Well, (no pun intended), it didn't. Not even this short-duration situation. I simulated the capacitor and battery circuits using ESR of both and modeling the capacitor bank with the equations. I could have used SPICE for the simulation, but just programmed the thing in Python using the math and some iterative integration. (That kind of stuff is what I consider fun.)

The capacitors quit contributing to the current flow partway through the well pump start-up, and due to their ESR (which scales up directly when you put them in series, as you must), their contribution was limited from the start.

Here are some specs from Digi-Key for one of the supercaps available. Note that you would need around 22 of these things in series, with all the balancing stuff that entails, to withstand the highest charge voltage on the AGMs I plan to use, adding up to a total ESR of around 15 mOhms. That's equal to the ESR of the battery bank itself, which means the caps are only pulling half the current at most.

IMG_1068.PNG

The only thing I see capacitors as being potentially useful for in a RE storage system is smoothing out the 120 Hz cyclic current draw from an inverter. Even there, the ESR has to be extremely low, probably restricting you to a bank of paralleled electrolyics rather than series double-layer supercaps.

Thanks for providing up to date info concerning capacitors and how they really don't work as an energy storage device as some people are led to believe.

you can't simply connect caps to battery in parallel due to different discharge curves. To get any noticeable energy out of the cap it has to be significantly discharged in voltage while batteries tend to keep their voltages within narrow range for the most of their capacity. That's not to say some electronics wouldn't help where they'd be charged much higher and then discharged from there using some current source type of component.

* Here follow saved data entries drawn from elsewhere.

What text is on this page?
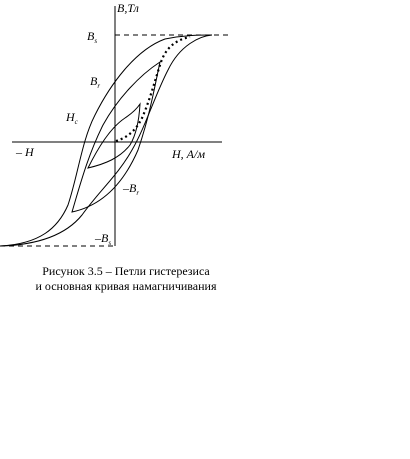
B,Тл
H, А/м
– H
$B_s$
$B_r$
$H_c$
$-B_r$
$-B_s$
Рисунок 3.5 – Петли гистерезиса
и основная кривая намагничивания
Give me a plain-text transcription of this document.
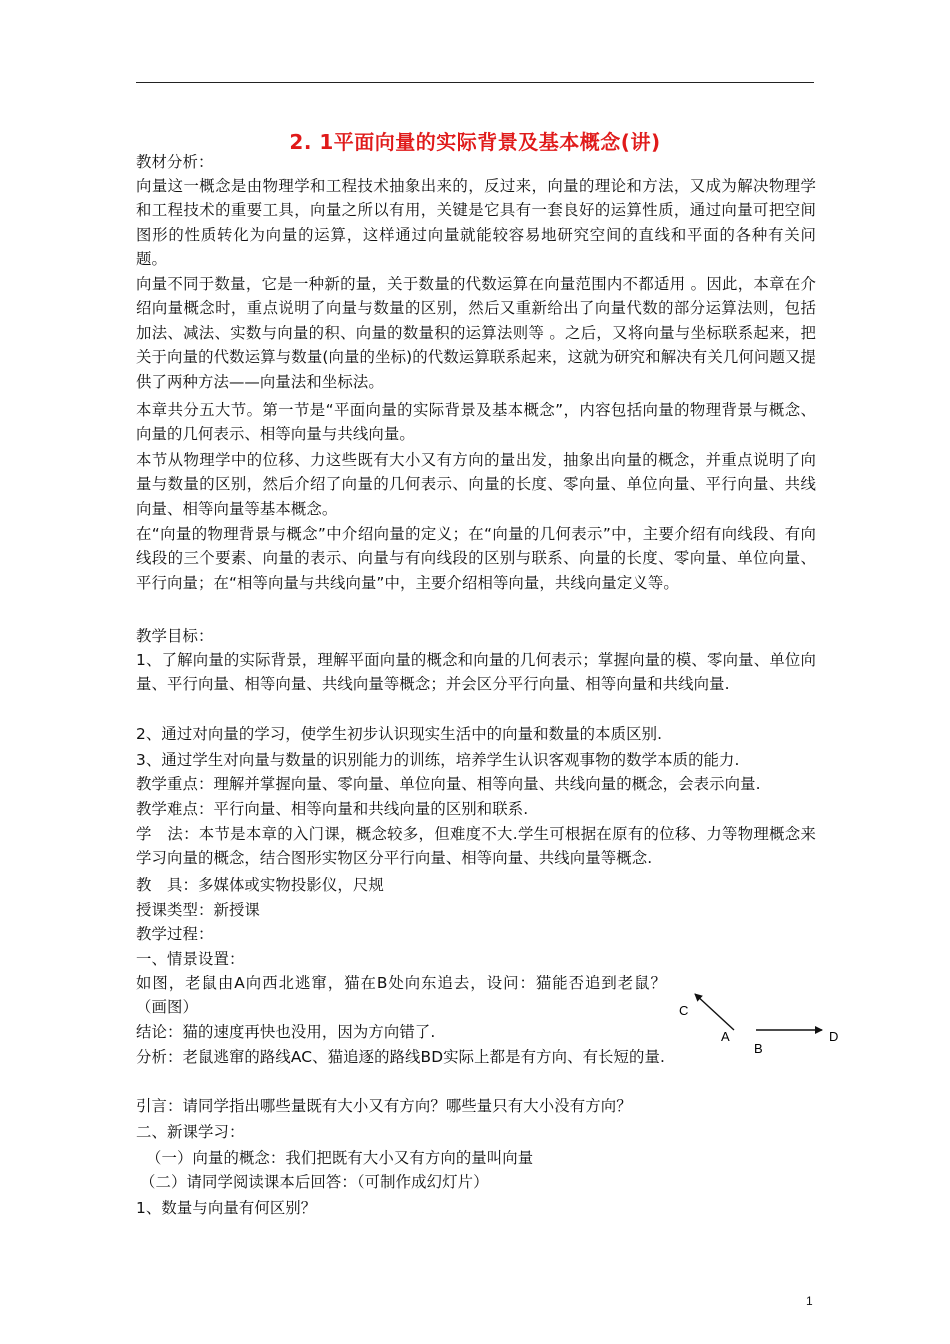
2. 1平面向量的实际背景及基本概念(讲)

教材分析：

向量这一概念是由物理学和工程技术抽象出来的，反过来，向量的理论和方法，又成为解决物理学和工程技术的重要工具，向量之所以有用，关键是它具有一套良好的运算性质，通过向量可把空间图形的性质转化为向量的运算，这样通过向量就能较容易地研究空间的直线和平面的各种有关问题。

向量不同于数量，它是一种新的量，关于数量的代数运算在向量范围内不都适用 。因此，本章在介绍向量概念时，重点说明了向量与数量的区别，然后又重新给出了向量代数的部分运算法则，包括加法、减法、实数与向量的积、向量的数量积的运算法则等 。之后，又将向量与坐标联系起来，把关于向量的代数运算与数量(向量的坐标)的代数运算联系起来，这就为研究和解决有关几何问题又提供了两种方法——向量法和坐标法。

本章共分五大节。第一节是“平面向量的实际背景及基本概念”，内容包括向量的物理背景与概念、向量的几何表示、相等向量与共线向量。

本节从物理学中的位移、力这些既有大小又有方向的量出发，抽象出向量的概念，并重点说明了向量与数量的区别，然后介绍了向量的几何表示、向量的长度、零向量、单位向量、平行向量、共线向量、相等向量等基本概念。

在“向量的物理背景与概念”中介绍向量的定义；在“向量的几何表示”中，主要介绍有向线段、有向线段的三个要素、向量的表示、向量与有向线段的区别与联系、向量的长度、零向量、单位向量、平行向量；在“相等向量与共线向量”中，主要介绍相等向量，共线向量定义等。

教学目标：

1、了解向量的实际背景，理解平面向量的概念和向量的几何表示；掌握向量的模、零向量、单位向量、平行向量、相等向量、共线向量等概念；并会区分平行向量、相等向量和共线向量.

2、通过对向量的学习，使学生初步认识现实生活中的向量和数量的本质区别.

3、通过学生对向量与数量的识别能力的训练，培养学生认识客观事物的数学本质的能力.

教学重点：理解并掌握向量、零向量、单位向量、相等向量、共线向量的概念，会表示向量.

教学难点：平行向量、相等向量和共线向量的区别和联系.

学　法：本节是本章的入门课，概念较多，但难度不大.学生可根据在原有的位移、力等物理概念来学习向量的概念，结合图形实物区分平行向量、相等向量、共线向量等概念.

教　具：多媒体或实物投影仪，尺规

授课类型：新授课

教学过程：

一、情景设置：

如图，老鼠由A向西北逃窜，猫在B处向东追去，设问：猫能否追到老鼠？（画图）

结论：猫的速度再快也没用，因为方向错了.

分析：老鼠逃窜的路线AC、猫追逐的路线BD实际上都是有方向、有长短的量.

引言：请同学指出哪些量既有大小又有方向？哪些量只有大小没有方向？

二、新课学习：

（一）向量的概念：我们把既有大小又有方向的量叫向量

（二）请同学阅读课本后回答：（可制作成幻灯片）

1、数量与向量有何区别？

C
A
B
D
1
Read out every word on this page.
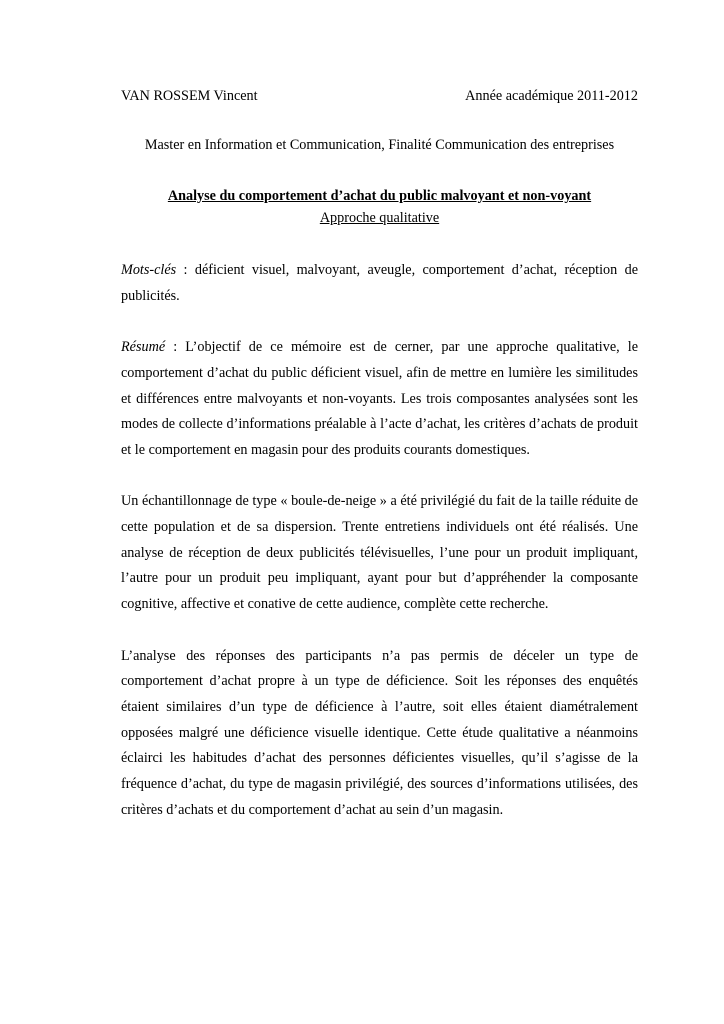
VAN ROSSEM Vincent	Année académique 2011-2012
Master en Information et Communication, Finalité Communication des entreprises
Analyse du comportement d’achat du public malvoyant et non-voyant
Approche qualitative

Mots-clés : déficient visuel, malvoyant, aveugle, comportement d’achat, réception de publicités.

Résumé : L’objectif de ce mémoire est de cerner, par une approche qualitative, le comportement d’achat du public déficient visuel, afin de mettre en lumière les similitudes et différences entre malvoyants et non-voyants. Les trois composantes analysées sont les modes de collecte d’informations préalable à l’acte d’achat, les critères d’achats de produit et le comportement en magasin pour des produits courants domestiques.

Un échantillonnage de type « boule-de-neige » a été privilégié du fait de la taille réduite de cette population et de sa dispersion. Trente entretiens individuels ont été réalisés. Une analyse de réception de deux publicités télévisuelles, l’une pour un produit impliquant, l’autre pour un produit peu impliquant, ayant pour but d’appréhender la composante cognitive, affective et conative de cette audience, complète cette recherche.

L’analyse des réponses des participants n’a pas permis de déceler un type de comportement d’achat propre à un type de déficience. Soit les réponses des enquêtés étaient similaires d’un type de déficience à l’autre, soit elles étaient diamétralement opposées malgré une déficience visuelle identique. Cette étude qualitative a néanmoins éclairci les habitudes d’achat des personnes déficientes visuelles, qu’il s’agisse de la fréquence d’achat, du type de magasin privilégié, des sources d’informations utilisées, des critères d’achats et du comportement d’achat au sein d’un magasin.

Back to your original problem- is it really necessary for your well pump to have such high starting current or it just consequence of the motor used? I mean some motor controller might help to smooth out start up process. OTOH if it needs that current to overcome some friction and not just inertia the motor controller would be useless.

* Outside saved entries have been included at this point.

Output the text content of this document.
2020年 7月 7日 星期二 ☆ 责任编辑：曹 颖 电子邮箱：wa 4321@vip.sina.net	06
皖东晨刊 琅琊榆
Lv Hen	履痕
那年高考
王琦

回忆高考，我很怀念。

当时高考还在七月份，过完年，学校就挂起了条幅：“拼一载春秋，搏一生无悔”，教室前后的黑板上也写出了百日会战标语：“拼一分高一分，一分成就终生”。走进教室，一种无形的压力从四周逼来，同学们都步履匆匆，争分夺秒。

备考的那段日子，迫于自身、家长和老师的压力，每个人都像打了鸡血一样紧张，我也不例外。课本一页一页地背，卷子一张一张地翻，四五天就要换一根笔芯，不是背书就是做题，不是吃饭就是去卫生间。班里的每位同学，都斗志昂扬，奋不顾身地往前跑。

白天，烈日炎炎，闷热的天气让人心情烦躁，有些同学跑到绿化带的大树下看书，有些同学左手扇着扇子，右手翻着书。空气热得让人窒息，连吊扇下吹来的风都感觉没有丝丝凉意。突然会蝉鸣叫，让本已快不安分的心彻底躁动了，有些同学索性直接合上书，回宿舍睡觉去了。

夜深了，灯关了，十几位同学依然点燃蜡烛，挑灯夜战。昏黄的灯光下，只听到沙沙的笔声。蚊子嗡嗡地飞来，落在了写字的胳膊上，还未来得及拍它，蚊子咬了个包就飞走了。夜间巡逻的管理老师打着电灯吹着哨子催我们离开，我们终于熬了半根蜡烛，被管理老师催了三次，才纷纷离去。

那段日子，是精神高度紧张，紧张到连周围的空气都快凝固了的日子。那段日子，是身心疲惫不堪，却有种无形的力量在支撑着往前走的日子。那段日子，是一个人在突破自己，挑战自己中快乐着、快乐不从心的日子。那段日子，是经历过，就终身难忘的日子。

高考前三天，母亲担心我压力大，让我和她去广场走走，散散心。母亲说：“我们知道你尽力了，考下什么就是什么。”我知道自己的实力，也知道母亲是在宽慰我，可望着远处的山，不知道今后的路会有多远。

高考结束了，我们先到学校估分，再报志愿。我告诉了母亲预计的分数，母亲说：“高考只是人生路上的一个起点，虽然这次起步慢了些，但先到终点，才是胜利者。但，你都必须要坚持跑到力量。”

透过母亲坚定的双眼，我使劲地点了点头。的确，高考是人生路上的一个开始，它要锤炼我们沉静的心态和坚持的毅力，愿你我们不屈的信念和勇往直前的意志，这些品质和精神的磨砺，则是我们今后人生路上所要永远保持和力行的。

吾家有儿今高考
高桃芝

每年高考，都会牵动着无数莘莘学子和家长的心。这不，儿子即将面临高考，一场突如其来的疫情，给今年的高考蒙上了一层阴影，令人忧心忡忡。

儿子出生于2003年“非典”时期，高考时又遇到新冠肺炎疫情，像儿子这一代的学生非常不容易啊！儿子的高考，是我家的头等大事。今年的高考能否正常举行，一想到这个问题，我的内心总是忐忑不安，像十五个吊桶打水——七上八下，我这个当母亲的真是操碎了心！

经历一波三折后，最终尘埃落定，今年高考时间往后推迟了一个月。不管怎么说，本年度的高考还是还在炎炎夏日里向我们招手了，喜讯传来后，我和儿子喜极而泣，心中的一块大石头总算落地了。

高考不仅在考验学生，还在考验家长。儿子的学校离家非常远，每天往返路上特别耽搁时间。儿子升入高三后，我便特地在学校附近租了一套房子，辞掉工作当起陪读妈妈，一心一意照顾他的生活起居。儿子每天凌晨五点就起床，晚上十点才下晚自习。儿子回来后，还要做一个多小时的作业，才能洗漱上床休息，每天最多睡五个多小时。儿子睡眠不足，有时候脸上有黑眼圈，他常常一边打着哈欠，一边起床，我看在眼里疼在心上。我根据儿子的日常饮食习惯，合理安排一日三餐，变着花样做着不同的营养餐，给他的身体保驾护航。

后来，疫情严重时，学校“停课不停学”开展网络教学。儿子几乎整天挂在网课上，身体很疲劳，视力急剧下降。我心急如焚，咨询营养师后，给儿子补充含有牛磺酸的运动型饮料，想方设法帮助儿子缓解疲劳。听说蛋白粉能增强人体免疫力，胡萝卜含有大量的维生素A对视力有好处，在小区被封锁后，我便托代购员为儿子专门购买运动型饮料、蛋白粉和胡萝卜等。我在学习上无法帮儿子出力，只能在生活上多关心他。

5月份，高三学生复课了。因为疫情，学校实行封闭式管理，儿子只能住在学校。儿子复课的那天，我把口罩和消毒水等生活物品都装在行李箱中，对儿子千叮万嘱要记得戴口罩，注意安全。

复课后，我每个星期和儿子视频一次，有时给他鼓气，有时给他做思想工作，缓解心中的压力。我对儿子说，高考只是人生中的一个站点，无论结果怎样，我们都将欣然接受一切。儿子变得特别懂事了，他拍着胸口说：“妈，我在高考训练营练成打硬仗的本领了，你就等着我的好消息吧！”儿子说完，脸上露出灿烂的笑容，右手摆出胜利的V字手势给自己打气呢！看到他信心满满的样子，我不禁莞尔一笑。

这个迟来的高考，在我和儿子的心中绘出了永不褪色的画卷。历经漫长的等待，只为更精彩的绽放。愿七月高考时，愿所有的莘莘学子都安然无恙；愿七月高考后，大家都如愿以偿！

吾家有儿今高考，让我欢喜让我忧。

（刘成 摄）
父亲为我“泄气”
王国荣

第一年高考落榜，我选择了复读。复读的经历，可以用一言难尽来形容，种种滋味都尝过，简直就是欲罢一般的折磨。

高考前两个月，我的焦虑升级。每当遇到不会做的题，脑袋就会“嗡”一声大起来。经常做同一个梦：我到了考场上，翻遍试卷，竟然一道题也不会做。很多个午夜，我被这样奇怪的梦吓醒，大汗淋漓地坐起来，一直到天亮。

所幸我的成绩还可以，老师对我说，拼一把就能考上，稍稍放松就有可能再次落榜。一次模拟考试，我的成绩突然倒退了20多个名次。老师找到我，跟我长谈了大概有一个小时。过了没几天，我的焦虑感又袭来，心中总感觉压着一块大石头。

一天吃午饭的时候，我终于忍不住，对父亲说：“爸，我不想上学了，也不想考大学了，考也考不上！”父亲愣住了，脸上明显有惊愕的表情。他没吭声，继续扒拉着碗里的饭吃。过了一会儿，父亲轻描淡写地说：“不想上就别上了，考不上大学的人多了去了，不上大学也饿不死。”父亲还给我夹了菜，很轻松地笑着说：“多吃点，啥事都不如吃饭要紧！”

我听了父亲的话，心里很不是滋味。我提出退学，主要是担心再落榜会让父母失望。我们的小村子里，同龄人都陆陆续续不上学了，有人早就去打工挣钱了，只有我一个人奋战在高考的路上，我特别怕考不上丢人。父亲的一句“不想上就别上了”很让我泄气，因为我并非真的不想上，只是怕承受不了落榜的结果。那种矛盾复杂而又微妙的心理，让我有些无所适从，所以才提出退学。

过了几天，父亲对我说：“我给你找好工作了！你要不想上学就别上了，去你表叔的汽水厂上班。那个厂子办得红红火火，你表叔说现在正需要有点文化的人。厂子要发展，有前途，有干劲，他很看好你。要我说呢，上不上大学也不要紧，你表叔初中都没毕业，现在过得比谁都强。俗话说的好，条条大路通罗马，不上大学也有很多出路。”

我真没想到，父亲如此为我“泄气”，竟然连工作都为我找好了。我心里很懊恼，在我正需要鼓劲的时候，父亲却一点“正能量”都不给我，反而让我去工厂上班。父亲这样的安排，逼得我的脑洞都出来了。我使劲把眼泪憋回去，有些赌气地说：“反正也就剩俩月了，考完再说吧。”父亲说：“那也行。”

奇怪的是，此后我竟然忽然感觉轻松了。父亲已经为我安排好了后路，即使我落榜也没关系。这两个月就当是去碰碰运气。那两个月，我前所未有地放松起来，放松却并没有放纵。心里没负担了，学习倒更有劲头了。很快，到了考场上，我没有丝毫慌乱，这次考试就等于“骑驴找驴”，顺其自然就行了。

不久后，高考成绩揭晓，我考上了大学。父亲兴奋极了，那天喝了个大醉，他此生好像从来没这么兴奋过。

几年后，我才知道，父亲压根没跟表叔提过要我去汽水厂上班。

Our firm talked to this company with respect to a CHP project. https://flexgen.com/platform They have operating installs in oil and gas. Standard generators can only put out a given surge load so the drillers have to oversize the gensets and idle them the rest of the time which is not great for a diesel. The Ultracapacitor basically injects power during the surge and also can absorb the step load when the load drops. Net result is the driller can get away with smaller gensets and lower fuel usage plus the equipment is happier as there isn't a major sag when the load hits.

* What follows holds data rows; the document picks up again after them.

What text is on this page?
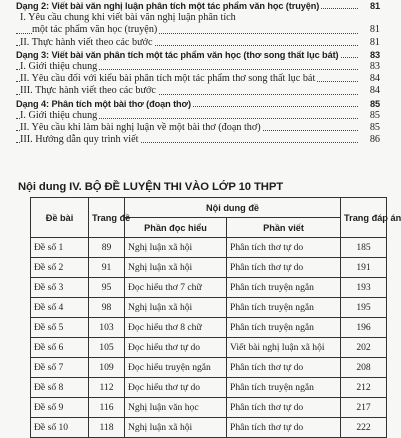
Dạng 2: Viết bài văn nghị luận phân tích một tác phẩm văn học (truyện)	81
I. Yêu cầu chung khi viết bài văn nghị luận phân tích
một tác phẩm văn học (truyện)	81
II. Thực hành viết theo các bước	81
Dạng 3: Viết bài văn phân tích một tác phẩm văn học (thơ song thất lục bát)	83
I. Giới thiệu chung	83
II. Yêu cầu đối với kiểu bài phân tích một tác phẩm thơ song thất lục bát	84
III. Thực hành viết theo các bước	84
Dạng 4: Phân tích một bài thơ (đoạn thơ)	85
I. Giới thiệu chung	85
II. Yêu cầu khi làm bài nghị luận về một bài thơ (đoạn thơ)	85
III. Hướng dẫn quy trình viết	86
Nội dung IV. BỘ ĐỀ LUYỆN THI VÀO LỚP 10 THPT
Đề bài	Trang đề	Nội dung đề		Trang đáp án
		Phần đọc hiểu	Phần viết	
Đề số 1	89	Nghị luận xã hội	Phân tích thơ tự do	185
Đề số 2	91	Nghị luận xã hội	Phân tích thơ tự do	191
Đề số 3	95	Đọc hiểu thơ 7 chữ	Phân tích truyện ngắn	193
Đề số 4	98	Nghị luận xã hội	Phân tích truyện ngắn	195
Đề số 5	103	Đọc hiểu thơ 8 chữ	Phân tích truyện ngắn	196
Đề số 6	105	Đọc hiểu thơ tự do	Viết bài nghị luận xã hội	202
Đề số 7	109	Đọc hiểu truyện ngắn	Phân tích thơ tự do	208
Đề số 8	112	Đọc hiểu thơ tự do	Phân tích truyện ngắn	212
Đề số 9	116	Nghị luận văn học	Phân tích thơ tự do	217
Đề số 10	118	Nghị luận xã hội	Phân tích thơ tự do	222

I'm sure they're not just connecting bare caps in parallel to the generators .

You could put a bidirectional buck/boost converter between the caps and the battery to push the voltage up when the caps discharge below the 48V battery, and then drop the 48V down to recharge the discharged cap. The problem is with the tremendous currents involved. You need a massive inductor that doesn't saturate until beyond 100A, and capacitors and switching and flyback semiconductors that can carry 200A or more (for a 2:1 boost). Add in I^2*R losses from resistance of connectors, magnet wire, silicon, and PCB traces, and you start to realize that this isn't much of a solution, either.

At last the cap Myth is dispelled.... Bruce Roe

Yep. Caps will give you "some" boost, but their voltage falls off rapidly. if you have a 48V battery, the cap is charged to 48V and at 47.9V it stops contributing power, even though it's still 95% full.